Doch Senat und Bürgerschaft bewilligten das Gesuch der Gesellschaft, die Arbeiten konnten beginnen, und begannen auch mit einem Eifer, welcher selbst den Hamburger in Erstannen setzte. die Herren Ernst von Merck, A. Meyer, Schiller, Booth, de Craecker, Droege, Föhring, Hanbury, Lieben, Möbius, Nölting und Ruperti, welche am 20. Januar 1860 zuerst als vorläufiger Ausschuß zur Gründung eines Thiergartens zusammengetreten waren, wurden von der inzwischen gebildeten Gesellschaft zum Verwaltungsrath ernannt, die zunächst festgestellten 250,000 Mark Banco zusammen gebracht, die Baumeister erwählt und zunächst mit der Entwüstung und Bearbeitung des Grund und Boden begonnen,

Eine Menge von Geschenken flossen der Gesellschaft zu, mehrere Thierhäuser wurden von freigebigen Hamburgern erbaut und andere wenigstens durch reichliche Beiträge ermöglicht. Selbst die Damen sammelten eifrig Gelder ein und erreichten ihren Zweck, sodaß von ihren Beiträgen ein Thierhaus erbaut werden konnte. Schon im November 1862 war der größte Theil der begonnenen Bauten vollendet, zugleich aber auch das Geld ausgegeben. Der Verwaltungsrath sah sich deshalb genöthigt, in einer Versammlung der Actionäre neue 100,000 Mark Banco zu beanspruchen. Sein Gesuch fand fast einstimmige Annahme, und die betreffende Summe war innerhalb 24. Stunden gedeckt. Der gelinde Winter von 1862 zu 1863 förderte die Arbeit in unerwarteter Weise, und so konnte der Verwaltungsrath schon am 16. Mai dieses Jahres den festlich geschmückten Garten der Oeffentlichkeit übergeben. Von diesem Tage an sind die Arbeiten ohne Unterbrechung fortgeschritten, und gegenwärtig denkt man bereits wieder daran, neue Gelder herbei zu schaffen, um das Unternehmen so schleunig als möglich seiner Vollendung zuzuführen; daß auch diese dritte Forderung des Verwaltungsrathes bewilligt werden wird, unterliegt keinem Zweifel.
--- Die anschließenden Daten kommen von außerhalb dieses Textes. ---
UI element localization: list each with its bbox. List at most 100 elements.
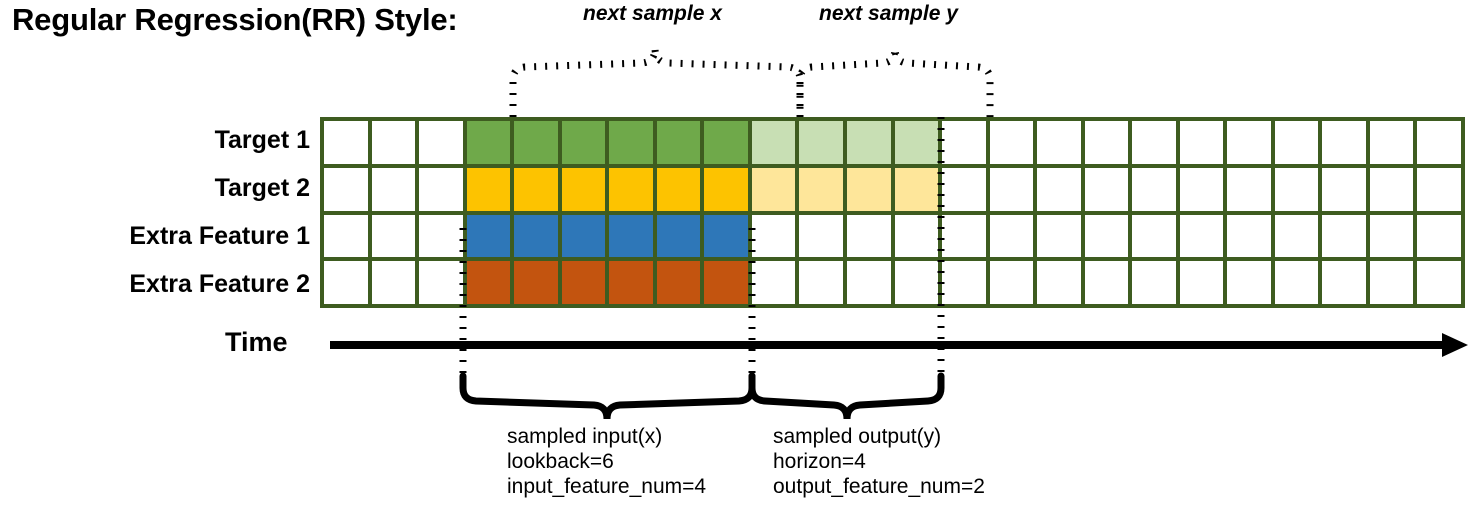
cell-extra-feature-2-22	[1369, 261, 1414, 304]
cell-target-1-5	[561, 121, 606, 164]
cell-extra-feature-1-12	[894, 214, 939, 258]
cell-extra-feature-2-10	[799, 261, 843, 304]
cell-target-1-11	[846, 121, 891, 164]
cell-extra-feature-1-3	[466, 214, 511, 258]
cell-target-1-9	[751, 121, 796, 164]
cell-target-2-22	[1369, 167, 1414, 211]
cell-extra-feature-1-19	[1227, 214, 1271, 258]
cell-extra-feature-2-14	[989, 261, 1034, 304]
page-title: Regular Regression(RR) Style:	[12, 2, 458, 37]
cell-extra-feature-2-12	[894, 261, 939, 304]
cell-extra-feature-1-1	[371, 214, 416, 258]
annotation-next-sample-x: next sample x	[583, 2, 722, 25]
cell-extra-feature-2-1	[371, 261, 416, 304]
cell-target-2-11	[846, 167, 891, 211]
caption-sampled-input: sampled input(x) lookback=6 input_featur…	[507, 424, 706, 499]
caption-input-line3: input_feature_num=4	[507, 475, 707, 498]
cell-target-2-15	[1037, 167, 1081, 211]
cell-target-1-15	[1037, 121, 1081, 164]
dotted-brace-next-sample-x	[509, 47, 804, 117]
cell-target-1-18	[1179, 121, 1224, 164]
dotted-brace-next-sample-y	[796, 47, 994, 117]
cell-target-2-20	[1274, 167, 1319, 211]
cell-target-1-23	[1417, 121, 1461, 164]
cell-target-2-13	[942, 167, 986, 211]
cell-target-1-1	[371, 121, 416, 164]
cell-target-2-2	[419, 167, 463, 211]
caption-input-line1: sampled input(x)	[507, 425, 663, 448]
cell-extra-feature-2-5	[561, 261, 606, 304]
row-label-target-2: Target 2	[214, 174, 310, 202]
cell-target-2-14	[989, 167, 1034, 211]
cell-extra-feature-2-17	[1132, 261, 1176, 304]
cell-target-1-3	[466, 121, 511, 164]
caption-input-line2: lookback=6	[507, 450, 614, 473]
cell-target-2-3	[466, 167, 511, 211]
caption-output-line3: output_feature_num=2	[773, 475, 985, 498]
cell-target-2-0	[324, 167, 368, 211]
cell-target-1-17	[1132, 121, 1176, 164]
cell-target-1-12	[894, 121, 939, 164]
cell-extra-feature-2-16	[1084, 261, 1129, 304]
cell-extra-feature-1-17	[1132, 214, 1176, 258]
cell-target-1-19	[1227, 121, 1271, 164]
cell-extra-feature-2-19	[1227, 261, 1271, 304]
cell-extra-feature-2-11	[846, 261, 891, 304]
caption-output-line1: sampled output(y)	[773, 425, 942, 448]
cell-extra-feature-1-14	[989, 214, 1034, 258]
timeline-grid	[320, 117, 1465, 308]
cell-target-1-4	[514, 121, 558, 164]
cell-extra-feature-2-18	[1179, 261, 1224, 304]
row-label-extra-feature-2: Extra Feature 2	[129, 270, 310, 298]
cell-extra-feature-2-3	[466, 261, 511, 304]
cell-extra-feature-1-21	[1322, 214, 1366, 258]
cell-target-2-21	[1322, 167, 1366, 211]
cell-extra-feature-1-10	[799, 214, 843, 258]
cell-extra-feature-1-7	[656, 214, 701, 258]
caption-sampled-output: sampled output(y) horizon=4 output_featu…	[773, 424, 985, 499]
time-axis-arrowhead	[1442, 333, 1468, 357]
cell-extra-feature-1-23	[1417, 214, 1461, 258]
cell-extra-feature-2-21	[1322, 261, 1366, 304]
cell-extra-feature-2-9	[751, 261, 796, 304]
cell-target-2-17	[1132, 167, 1176, 211]
cell-target-1-0	[324, 121, 368, 164]
cell-extra-feature-2-6	[609, 261, 653, 304]
cell-target-1-22	[1369, 121, 1414, 164]
cell-extra-feature-1-0	[324, 214, 368, 258]
cell-extra-feature-2-15	[1037, 261, 1081, 304]
cell-target-2-9	[751, 167, 796, 211]
cell-extra-feature-2-0	[324, 261, 368, 304]
annotation-next-sample-y: next sample y	[819, 2, 958, 25]
cell-target-2-16	[1084, 167, 1129, 211]
time-axis-label: Time	[225, 327, 288, 357]
cell-target-1-2	[419, 121, 463, 164]
cell-target-2-8	[704, 167, 748, 211]
cell-target-2-10	[799, 167, 843, 211]
cell-extra-feature-1-11	[846, 214, 891, 258]
cell-extra-feature-2-20	[1274, 261, 1319, 304]
cell-extra-feature-1-6	[609, 214, 653, 258]
cell-extra-feature-2-2	[419, 261, 463, 304]
cell-target-2-12	[894, 167, 939, 211]
cell-extra-feature-2-4	[514, 261, 558, 304]
cell-target-2-7	[656, 167, 701, 211]
cell-target-1-7	[656, 121, 701, 164]
cell-extra-feature-2-8	[704, 261, 748, 304]
cell-extra-feature-1-2	[419, 214, 463, 258]
cell-target-2-19	[1227, 167, 1271, 211]
cell-target-1-16	[1084, 121, 1129, 164]
cell-extra-feature-1-5	[561, 214, 606, 258]
cell-extra-feature-2-7	[656, 261, 701, 304]
cell-target-2-23	[1417, 167, 1461, 211]
cell-target-1-8	[704, 121, 748, 164]
row-label-target-1: Target 1	[214, 126, 310, 154]
cell-target-1-20	[1274, 121, 1319, 164]
cell-target-2-1	[371, 167, 416, 211]
cell-extra-feature-1-16	[1084, 214, 1129, 258]
cell-extra-feature-2-23	[1417, 261, 1461, 304]
brace-sampled-input	[459, 372, 756, 420]
cell-target-2-6	[609, 167, 653, 211]
cell-extra-feature-1-9	[751, 214, 796, 258]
Leider aber ist die Freude an dem Gedeihen und Blühen des Gartens keine ungetrübte. Auch unsere Anstalt erlitt durch das am 6. Juli erfolgte Hinscheiden des Freiherrn Ernst v. Merck einen überaus schweren Verlust. Die Beliebtheit dieses allverehrten Mannes, sein ewig reger Feuergeist und seine gewinnende Liebenswürdigkeit haben dem Garten unberechenbar genützt. Wie allgemein dies anerkannt wird, geht daraus hervor, daß man beabsichtigt, das dem Andenken Merck’s gewidmete Denkmal gerade im Garten, seiner liebsten Schöpfung, und zwar in Gestalt eines großen Gebäudes auszuführen.

Auf der Karte nimmt sich der Grundriß des Hamburger Thiergartens ziemlich sonderbar aus. Der Platz, welcher, beiläufig bemerkt, über 1 ½ Million Geviertfuß enthält, ist so unregelmäßig, als möglich, und namentlich durch eine sehr auffallende Verengung im ersten Drittheil seiner Länge unerquicklich eingeschnürt. Der Gartenbaumeister Jürgens aber hat es verstanden, demungeachtet eine höchst anziehende Anlage zu schaffen, und die beiden Baukünstler Meuron und Haller haben das Ihrige redlich gethan, durch passende Gebäude diese Anlage zu schmücken. Aus der früheren Ebene ist jetzt ein mannigfach bewegter Boden geworden. Das Erdreich, welches in und neben dem früheren Badeteiche lag, bildet jetzt einen Hügel, welchen man mit gleichem Rechte, wie viele andere unbedeutende Erhöhungen in der norddeutschen Ebene, „Berg“ nennen kann. Man hat künstliche Wasserläufe, selbst Wasserfälle geschaffen, Grotten erbaut und Felsen aufgethürmt, das landschaftliche Gepräge überhaupt so viel als möglich festgehalten und gerade hierdurch das Eine erreicht, jeden Besucher des Gartens zu befriedigen. Mit vieler Mühe und großem Kostenaufwand sind überall Bäume und Gesträuche gepflanzt worden, und wenn es auch bis jetzt noch sehr an Schatten fehlt, so wird diesem Mangel doch sicherlich abgeholfen werden, eher, als man denkt. Die Zahl der Gebäude ist bereits eine sehr namhafte, und die meisten sind bei aller Einfachheit höchst geschmackvoll ausgeführt. Dabei hat man das Wesen und die Eigenthümlichkeiten der Thiere so viel als möglich in Betracht gezogen und mit größter Sorgfalt für jedes einzelne Thierhaus die geeignetste Stelle herausgesucht.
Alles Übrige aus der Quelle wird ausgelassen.